A Failure domain is a logical grouping of NSX Edge nodes within an NSX Edge Cluster. Failure domains compliment auto placement algorithm and guarantee service availability in case of a failure affecting multiple NSX Edge nodes.
In a failure domain, Active and Standby instances of a Tier-1 SR or members of a sub-cluster always run in different failure domains. Without a failure domain, a Tier-1 SR could be auto placed on NSX Edge nodes that are in the same rack. So, if rack1 fails, both active and standby instance of this Tier-1 SR fail as well.
Without Failure Domains configured:
- In an Edge cluster comprising of four Edge nodes (EdgeNode1, EdgeNode2, EdgeNode3, EdgeNode4), any new Tier-1 Gateways in A/S mode are automatically placed in any two of those four Edge Nodes.

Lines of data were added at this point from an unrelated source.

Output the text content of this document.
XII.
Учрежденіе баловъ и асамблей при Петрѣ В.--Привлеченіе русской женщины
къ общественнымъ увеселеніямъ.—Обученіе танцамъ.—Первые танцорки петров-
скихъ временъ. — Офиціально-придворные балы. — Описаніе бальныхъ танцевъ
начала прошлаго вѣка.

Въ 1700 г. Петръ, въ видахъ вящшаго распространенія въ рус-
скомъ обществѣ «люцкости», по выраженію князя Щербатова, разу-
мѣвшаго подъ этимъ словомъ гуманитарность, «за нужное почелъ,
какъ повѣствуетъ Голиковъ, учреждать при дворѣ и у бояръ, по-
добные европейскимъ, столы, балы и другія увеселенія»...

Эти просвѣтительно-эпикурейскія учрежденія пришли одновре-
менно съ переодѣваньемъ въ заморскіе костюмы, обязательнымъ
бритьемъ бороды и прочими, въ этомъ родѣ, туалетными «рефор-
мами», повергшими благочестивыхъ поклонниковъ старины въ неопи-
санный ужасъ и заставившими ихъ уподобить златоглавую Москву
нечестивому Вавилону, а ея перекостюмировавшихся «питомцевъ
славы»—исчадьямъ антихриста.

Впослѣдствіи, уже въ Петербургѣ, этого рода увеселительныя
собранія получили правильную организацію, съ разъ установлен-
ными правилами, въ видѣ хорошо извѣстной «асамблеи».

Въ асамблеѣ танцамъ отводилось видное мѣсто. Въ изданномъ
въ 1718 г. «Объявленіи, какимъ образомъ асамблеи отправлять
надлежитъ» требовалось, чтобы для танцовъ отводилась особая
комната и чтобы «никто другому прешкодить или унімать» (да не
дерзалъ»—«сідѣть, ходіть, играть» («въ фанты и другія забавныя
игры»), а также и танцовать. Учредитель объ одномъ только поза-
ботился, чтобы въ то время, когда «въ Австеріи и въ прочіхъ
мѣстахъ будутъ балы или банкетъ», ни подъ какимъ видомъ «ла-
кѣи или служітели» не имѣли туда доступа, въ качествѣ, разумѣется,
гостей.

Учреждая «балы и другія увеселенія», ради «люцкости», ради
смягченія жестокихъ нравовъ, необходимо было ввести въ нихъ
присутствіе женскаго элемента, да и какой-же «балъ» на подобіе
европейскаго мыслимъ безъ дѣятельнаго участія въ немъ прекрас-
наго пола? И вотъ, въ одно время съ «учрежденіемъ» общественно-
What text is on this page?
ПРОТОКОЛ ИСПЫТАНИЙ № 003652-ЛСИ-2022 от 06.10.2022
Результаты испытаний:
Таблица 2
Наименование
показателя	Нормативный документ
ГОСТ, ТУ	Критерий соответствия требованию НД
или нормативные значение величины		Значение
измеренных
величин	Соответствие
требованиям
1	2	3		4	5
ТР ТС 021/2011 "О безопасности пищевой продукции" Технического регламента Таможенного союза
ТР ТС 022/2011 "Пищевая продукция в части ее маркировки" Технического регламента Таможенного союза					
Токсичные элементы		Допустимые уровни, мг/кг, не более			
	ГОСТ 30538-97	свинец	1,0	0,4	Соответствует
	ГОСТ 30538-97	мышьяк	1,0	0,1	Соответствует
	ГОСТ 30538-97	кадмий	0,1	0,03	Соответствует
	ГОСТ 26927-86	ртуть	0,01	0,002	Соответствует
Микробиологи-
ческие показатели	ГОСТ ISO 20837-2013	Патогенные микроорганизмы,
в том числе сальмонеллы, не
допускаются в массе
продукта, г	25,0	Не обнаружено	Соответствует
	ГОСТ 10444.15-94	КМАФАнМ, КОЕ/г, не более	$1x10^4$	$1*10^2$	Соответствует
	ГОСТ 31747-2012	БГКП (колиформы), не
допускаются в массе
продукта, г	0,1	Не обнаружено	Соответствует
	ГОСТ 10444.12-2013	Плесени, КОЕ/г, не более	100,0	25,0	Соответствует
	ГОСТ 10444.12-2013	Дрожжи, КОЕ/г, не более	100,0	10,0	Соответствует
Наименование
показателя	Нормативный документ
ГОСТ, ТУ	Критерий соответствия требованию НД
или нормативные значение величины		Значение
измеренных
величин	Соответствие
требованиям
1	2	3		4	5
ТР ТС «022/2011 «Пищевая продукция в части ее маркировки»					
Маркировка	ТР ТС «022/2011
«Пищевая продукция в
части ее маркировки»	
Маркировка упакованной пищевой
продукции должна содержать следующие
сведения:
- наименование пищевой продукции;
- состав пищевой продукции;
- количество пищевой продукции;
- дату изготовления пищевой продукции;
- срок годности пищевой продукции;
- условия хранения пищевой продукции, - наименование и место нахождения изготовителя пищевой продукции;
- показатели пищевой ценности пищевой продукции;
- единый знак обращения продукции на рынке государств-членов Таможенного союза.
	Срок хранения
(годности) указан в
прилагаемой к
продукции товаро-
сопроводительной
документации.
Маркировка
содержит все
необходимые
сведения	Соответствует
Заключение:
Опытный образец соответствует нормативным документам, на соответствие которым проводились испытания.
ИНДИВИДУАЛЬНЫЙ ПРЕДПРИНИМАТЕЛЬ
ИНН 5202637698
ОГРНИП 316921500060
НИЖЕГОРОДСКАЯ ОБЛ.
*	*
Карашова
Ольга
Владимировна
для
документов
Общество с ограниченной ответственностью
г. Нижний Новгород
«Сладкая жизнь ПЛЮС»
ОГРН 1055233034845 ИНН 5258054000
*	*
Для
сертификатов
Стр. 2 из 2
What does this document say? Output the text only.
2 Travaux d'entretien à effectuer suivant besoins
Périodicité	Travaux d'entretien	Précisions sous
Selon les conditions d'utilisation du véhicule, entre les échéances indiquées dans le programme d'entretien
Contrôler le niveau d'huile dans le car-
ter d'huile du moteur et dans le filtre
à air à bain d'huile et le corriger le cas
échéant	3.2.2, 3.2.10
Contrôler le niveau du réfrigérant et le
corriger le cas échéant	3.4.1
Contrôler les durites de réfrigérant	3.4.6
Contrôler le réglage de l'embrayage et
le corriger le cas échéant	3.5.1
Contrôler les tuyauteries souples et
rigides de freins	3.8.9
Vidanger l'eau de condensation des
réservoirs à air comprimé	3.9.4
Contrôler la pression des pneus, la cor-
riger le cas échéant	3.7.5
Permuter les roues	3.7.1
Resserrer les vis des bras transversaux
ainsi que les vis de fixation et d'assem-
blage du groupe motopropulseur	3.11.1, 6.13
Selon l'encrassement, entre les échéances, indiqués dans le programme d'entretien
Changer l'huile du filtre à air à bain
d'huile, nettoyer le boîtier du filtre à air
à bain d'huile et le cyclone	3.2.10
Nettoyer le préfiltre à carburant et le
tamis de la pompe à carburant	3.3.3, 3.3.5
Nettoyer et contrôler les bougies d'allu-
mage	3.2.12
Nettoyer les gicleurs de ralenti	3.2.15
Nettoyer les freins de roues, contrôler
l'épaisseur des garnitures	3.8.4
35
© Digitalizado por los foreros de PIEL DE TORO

- However, high-availability cannot be achieved if Tier-1 A/S is deployed in Rack1 and Tier-2 A/S is deployed in Rack2. If Rack1 fails, Tier-1 A/S on EdgeNode1 and EdgeNode2 are lost as they are in the same failure domain.
With Failure Domains configured:
- EdgeNode1 and EdgeNode2 are configured to be a part of failure domain-1, while EdgeNode3 and EdgeNode4 are in failure domain-2. When a new Tier-1 SR is created and if the active instance of that Tier-1 is hosted on EdgeNode1, then the standby Tier-1 SR will be instantiated in failure domain 2 (EdgeNode3 or EdgeNode4).
- After configuring Failure Domains on an Edge cluster, any new Tier-1 Active/Standby SRs are correctly placed in different Failure Domains.